High Zero is an annual festival, beginning in 1999, of Experimental Free Improvised Music in Baltimore, Maryland, United States. It is hosted by the Red Room Collective, a volunteer group that sponsors weekly concerts in improvised music and experimental theater, film, poetry, etc. in a side room of Normals Books and Records. Since 2001, the festival has been hosted at Baltimore's Theatre Project space.

The festival focuses on non-idiomatic improvisation, vocal improvisation, instrument building, electronics, sound art, and community events. The main theatre-based performances aim to bring together improvisers who typically have never played together previously into novel live situations in front of festival audiences, creating, potentially, a new experience for both audience and performer.

High Zero draws from a large, international base of improvisors of many backgrounds, but traditionally gives half of the invitations for performance to Baltimore-based musicians.

High Jinx, a part of the festival focused on site-specific and community events, is a unique appendix to the festival. Typical events include a musical bike ride, an invented instrument band, a parade through Fells Point, and other outdoor performances.

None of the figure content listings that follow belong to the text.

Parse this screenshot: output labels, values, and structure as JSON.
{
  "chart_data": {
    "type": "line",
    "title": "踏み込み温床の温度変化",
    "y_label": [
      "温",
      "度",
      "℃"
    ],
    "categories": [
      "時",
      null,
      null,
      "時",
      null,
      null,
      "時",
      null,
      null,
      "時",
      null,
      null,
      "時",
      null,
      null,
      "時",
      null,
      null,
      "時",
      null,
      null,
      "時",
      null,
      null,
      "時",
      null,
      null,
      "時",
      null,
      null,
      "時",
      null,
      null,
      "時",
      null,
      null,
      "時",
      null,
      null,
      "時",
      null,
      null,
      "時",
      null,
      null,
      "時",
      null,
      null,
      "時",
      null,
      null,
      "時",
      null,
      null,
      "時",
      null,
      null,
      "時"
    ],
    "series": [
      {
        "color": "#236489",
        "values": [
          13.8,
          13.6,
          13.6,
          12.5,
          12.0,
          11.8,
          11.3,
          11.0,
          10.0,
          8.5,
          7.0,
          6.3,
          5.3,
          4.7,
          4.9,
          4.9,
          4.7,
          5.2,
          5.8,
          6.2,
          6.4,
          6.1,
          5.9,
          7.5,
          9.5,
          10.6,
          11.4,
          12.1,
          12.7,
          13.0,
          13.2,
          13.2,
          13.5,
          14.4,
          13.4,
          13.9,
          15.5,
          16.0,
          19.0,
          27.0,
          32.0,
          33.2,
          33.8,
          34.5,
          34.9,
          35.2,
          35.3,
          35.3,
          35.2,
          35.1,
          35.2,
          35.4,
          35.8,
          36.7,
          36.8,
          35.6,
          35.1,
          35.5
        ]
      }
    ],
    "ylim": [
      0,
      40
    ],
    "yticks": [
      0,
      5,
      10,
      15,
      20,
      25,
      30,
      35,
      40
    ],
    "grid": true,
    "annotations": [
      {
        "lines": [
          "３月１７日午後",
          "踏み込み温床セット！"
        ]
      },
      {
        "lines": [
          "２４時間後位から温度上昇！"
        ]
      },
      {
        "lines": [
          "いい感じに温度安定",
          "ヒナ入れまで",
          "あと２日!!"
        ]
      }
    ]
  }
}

The festival has yielded six CDs on the Recorded label, each based around a particular performer (in order of release: Carol Genetti, Joe McPhee, Katt Hernandez, Jack Wright, Oleyumi Thomas and Neil Feather), which have, as a result of the festival's format, yielded documents of scarcely documented performers, including John Berndt, Paul Hoskins, John Dierker, Jason Willett, Chet Pancake, James Coleman, Sean Meehan, Michael Johnsen, Jerry Lim, Ian Nagoski, Dan Breen, Dave Gross, Andy Hayleck, Helena Espvall, Evan Rapport, Keenan Lawler, Christopher Meeder, and Jim Baker.

==Notable performers==
- In 2005, Phil Minton, an internationally known vocal improvisor, performed and directed a Feral Choir at the festival.